Con aria paternalistica sostengono che Creatore non dia mai un peso maggiore di quanto una persona possa sopportare”.
Sono velocissimi a dispensare consigli che, oltre a non essere richiesti, spesso sono pure errati, perché, quando si parla di condizioni come quelle di Ariel, non si può tirare ad indovinare, bisogna muoversi con destrezza e attenzione, onde evitare precedenti deleteri che poi dovranno essere estinti con molta fatica e togliendo risorse che potrebbero essere dedicate ad altro.

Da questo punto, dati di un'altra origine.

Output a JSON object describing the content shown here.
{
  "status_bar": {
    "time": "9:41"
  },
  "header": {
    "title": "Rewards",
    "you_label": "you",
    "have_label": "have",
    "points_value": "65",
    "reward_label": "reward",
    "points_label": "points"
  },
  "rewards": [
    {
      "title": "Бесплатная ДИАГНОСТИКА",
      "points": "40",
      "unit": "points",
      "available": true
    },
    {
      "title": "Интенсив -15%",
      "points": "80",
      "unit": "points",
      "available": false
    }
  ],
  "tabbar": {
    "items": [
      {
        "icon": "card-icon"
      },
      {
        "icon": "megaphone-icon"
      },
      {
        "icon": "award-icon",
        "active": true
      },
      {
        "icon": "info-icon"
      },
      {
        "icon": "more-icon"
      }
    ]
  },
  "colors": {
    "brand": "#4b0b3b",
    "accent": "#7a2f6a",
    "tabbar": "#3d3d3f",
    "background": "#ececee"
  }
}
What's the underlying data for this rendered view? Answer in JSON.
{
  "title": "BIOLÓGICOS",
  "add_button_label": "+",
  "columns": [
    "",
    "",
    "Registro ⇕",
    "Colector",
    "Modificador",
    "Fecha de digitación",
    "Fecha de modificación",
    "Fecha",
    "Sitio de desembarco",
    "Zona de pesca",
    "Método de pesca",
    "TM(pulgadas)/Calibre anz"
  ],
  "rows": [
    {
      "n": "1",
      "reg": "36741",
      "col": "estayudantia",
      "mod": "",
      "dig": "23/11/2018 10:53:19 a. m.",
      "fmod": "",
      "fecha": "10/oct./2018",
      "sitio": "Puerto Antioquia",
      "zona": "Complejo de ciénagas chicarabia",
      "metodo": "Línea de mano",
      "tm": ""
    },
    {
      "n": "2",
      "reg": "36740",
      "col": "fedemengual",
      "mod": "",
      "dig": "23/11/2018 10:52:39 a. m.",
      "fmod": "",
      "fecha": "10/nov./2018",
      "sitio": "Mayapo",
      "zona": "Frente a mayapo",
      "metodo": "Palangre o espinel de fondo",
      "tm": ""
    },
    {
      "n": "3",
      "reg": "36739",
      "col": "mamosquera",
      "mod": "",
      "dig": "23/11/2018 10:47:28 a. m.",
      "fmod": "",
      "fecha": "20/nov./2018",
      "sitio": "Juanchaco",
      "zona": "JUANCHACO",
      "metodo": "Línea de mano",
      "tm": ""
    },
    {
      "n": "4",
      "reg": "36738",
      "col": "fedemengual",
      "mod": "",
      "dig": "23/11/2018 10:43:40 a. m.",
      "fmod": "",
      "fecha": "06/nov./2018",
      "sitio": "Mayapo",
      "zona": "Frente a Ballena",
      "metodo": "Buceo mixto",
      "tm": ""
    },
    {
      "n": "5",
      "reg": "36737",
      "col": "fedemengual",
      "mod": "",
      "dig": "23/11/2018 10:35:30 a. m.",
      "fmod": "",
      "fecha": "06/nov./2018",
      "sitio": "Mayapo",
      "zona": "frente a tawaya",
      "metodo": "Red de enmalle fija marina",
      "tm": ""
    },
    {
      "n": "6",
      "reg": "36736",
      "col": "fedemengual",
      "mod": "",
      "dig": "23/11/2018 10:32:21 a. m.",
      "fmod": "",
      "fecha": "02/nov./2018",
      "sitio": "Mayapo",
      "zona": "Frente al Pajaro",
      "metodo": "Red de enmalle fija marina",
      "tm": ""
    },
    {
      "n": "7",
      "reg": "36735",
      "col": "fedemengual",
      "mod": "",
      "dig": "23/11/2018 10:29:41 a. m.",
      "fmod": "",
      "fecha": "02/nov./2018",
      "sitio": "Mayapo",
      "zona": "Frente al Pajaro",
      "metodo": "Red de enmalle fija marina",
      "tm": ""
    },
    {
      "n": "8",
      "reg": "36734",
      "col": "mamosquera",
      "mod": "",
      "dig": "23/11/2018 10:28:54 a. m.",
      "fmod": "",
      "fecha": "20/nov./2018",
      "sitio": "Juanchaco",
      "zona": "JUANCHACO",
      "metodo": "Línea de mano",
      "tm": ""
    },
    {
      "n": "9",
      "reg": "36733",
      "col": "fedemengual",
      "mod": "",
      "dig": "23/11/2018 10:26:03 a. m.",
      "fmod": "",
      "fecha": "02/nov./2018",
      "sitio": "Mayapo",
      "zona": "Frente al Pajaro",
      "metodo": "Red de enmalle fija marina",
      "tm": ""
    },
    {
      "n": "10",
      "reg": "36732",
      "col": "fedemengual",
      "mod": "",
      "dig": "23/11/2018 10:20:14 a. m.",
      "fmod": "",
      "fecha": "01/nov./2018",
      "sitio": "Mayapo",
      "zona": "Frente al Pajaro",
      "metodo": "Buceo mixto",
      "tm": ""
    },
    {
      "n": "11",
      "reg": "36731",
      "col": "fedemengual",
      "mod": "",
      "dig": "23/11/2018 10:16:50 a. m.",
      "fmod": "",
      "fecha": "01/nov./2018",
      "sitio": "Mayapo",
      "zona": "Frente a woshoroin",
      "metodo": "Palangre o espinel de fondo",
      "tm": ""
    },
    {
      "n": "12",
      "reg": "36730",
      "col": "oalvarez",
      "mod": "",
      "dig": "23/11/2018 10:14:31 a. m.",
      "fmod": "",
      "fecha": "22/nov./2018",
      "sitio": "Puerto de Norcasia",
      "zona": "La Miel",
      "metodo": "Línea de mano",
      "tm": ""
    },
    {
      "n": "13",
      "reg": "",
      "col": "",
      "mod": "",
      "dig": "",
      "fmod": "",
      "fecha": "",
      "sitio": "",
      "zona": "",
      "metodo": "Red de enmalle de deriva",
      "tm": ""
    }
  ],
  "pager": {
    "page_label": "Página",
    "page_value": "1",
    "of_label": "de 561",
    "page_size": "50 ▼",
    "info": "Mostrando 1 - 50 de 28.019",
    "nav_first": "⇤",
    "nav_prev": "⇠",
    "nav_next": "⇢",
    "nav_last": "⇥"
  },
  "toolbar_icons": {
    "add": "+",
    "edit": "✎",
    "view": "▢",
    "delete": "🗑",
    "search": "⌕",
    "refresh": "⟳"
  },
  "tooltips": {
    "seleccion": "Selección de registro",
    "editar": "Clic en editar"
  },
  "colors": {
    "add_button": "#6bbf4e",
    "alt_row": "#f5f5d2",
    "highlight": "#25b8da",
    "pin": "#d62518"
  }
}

Ci guardano con fastidio o paura quando la Princess fa le sue stereotipie, ma le lacrime, siano di rabbia o di frustrazione, scendono solo davanti allo sguardo pietoso di chi ci usa come parametro per consolidare la propria convinzione di avere una vita (illusoriamente) perfetta in una casa immacolata e di avere figli che gli piace pensare privi di umani difetti.
Lo so, è facile soffermarsi sulle mancanze di Ariel, più difficile vedere la ragazzina affettuosa che, nonostante tutte le difficoltà, sta sbocciando in una meravigliosa creatura: una tenace rosa di dicembre che nemmeno il freddo e i rovi riescono a piegare.
Lei insegna al mondo che la perfezione non sta in un funzionamento neurotipico, bensì in un abbraccio spontaneo, in una carezza leggera, in un bacio senza schiocco e in due occhi cerulei che guardano alla sostanza delle persone.
Ariel è priva di pregiudizi, accoglie nella sua vita solo chi le trasmette sincero affetto, perché le interessa chi siamo e non ciò che vorremmo che gli altri vedessero di noi.
Dal canto mio, penso che siamo meravigliosi in tutta la nostra imperfezione di esseri umani: se i pregi ci avvicinano all’eccellenza, è la sommatoria dei nostri difetti a renderci unici.